Again, this is a Pi thing and not a Fermentrack thing so see the note about scope above.
That said, I am warning you now if you continue to yank the power without shutting down you will corrupt your SD card and lose everything. It will happen. It's not a matter of "if." If you think starting up a PC so you can shut the Pi down is a pain, you'll really hate having to start over.
I will give you some ideas though, some, all or none may work for you:
- If you have a Pi 2 or B+ there is a "Run" header on the board. If you solder a couple of DuPont pins onto that, you can use a bit of wire and a momentary switch as a "reset button." I think there's still a danger of corrupting individual files, but the risk is far less than tanking the little beast. If you have an old PC case, the reset button from that would be perfect.
- Set up the Raspberry Pi watchdog. It's better than nothing. Instructions are here.
- Just in case someone with some extreme skills is reading and wants a "cool method" you can short the SoC end of R15 to ground momentarily to initiate a reset. This is not for the faint of heart. I have not looked to see if this was still available/working on the Pi 4. Maybe @day_trippr can have a look and bless this method?
- You can set up a hardware/software solution by creating a script to run in the background that will shut down the Pi based on GPIO input. You can run this script on boot and when you short GPIO 3 to ground (see #1) the Pi will shutdown cleanly (provided it is functional enough to be running the script.)
4) additional configurable logging channels.
I assume gravity logging is done tilt to pi rather than tilt to controller to Pi? If so would additional channels connected directly to the Pi be that complex? I'm aware displaying them graphically would be challenging but would displaying the current value be possible?
Pretty sure this is already done? Either that or I don't understand what you mean.

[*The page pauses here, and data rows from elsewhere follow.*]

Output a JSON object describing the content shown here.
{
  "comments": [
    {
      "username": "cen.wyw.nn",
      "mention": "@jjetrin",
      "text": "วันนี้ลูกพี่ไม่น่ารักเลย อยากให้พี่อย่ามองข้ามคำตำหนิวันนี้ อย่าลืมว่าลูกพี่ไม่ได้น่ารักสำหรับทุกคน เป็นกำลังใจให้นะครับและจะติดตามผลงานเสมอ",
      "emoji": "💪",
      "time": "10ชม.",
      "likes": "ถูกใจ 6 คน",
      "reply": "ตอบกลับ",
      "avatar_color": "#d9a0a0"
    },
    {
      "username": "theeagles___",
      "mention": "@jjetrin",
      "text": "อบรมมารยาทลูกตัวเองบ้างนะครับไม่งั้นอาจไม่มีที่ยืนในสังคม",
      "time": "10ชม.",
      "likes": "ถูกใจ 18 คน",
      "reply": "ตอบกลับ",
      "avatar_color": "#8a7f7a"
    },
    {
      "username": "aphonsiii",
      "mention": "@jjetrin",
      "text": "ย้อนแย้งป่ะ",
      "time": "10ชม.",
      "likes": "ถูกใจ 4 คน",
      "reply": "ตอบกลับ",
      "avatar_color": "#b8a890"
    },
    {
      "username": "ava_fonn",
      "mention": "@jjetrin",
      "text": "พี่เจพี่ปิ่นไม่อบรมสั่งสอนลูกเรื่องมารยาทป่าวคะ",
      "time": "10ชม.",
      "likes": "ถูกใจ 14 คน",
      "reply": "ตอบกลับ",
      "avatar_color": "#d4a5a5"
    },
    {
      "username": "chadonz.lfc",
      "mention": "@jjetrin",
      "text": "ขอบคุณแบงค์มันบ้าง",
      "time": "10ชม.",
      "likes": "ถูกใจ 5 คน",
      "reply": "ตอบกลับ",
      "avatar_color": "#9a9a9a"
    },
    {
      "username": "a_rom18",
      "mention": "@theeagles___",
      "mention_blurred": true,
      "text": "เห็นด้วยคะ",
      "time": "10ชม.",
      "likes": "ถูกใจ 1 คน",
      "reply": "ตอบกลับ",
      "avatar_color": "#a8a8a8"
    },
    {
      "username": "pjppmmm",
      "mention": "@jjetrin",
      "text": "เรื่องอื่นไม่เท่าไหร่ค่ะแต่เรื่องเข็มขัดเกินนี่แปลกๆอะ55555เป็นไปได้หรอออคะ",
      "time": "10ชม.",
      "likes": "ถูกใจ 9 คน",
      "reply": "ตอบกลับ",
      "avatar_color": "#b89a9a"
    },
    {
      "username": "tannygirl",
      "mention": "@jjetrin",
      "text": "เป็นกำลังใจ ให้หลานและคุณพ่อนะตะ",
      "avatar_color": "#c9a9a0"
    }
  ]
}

Finally. Something that I assume isn't possible but would be ace. Any chance of showing the current gravity on the LCD? I assume to do so the display would need to be driven from the Pi rather than the controller?
The display is connected to the controller so there's no straightforward way to display them on the controller. Using a permanent display on the Pi is a better idea. See
this little TFT screen which puts a display on the top of the case. You can then use a browser and a
customized web page to cobble it together. This is rather fiddly and I'm not sure John will want to do it.
A better solution I think would be to use Tiltbridge as a separate gravity display.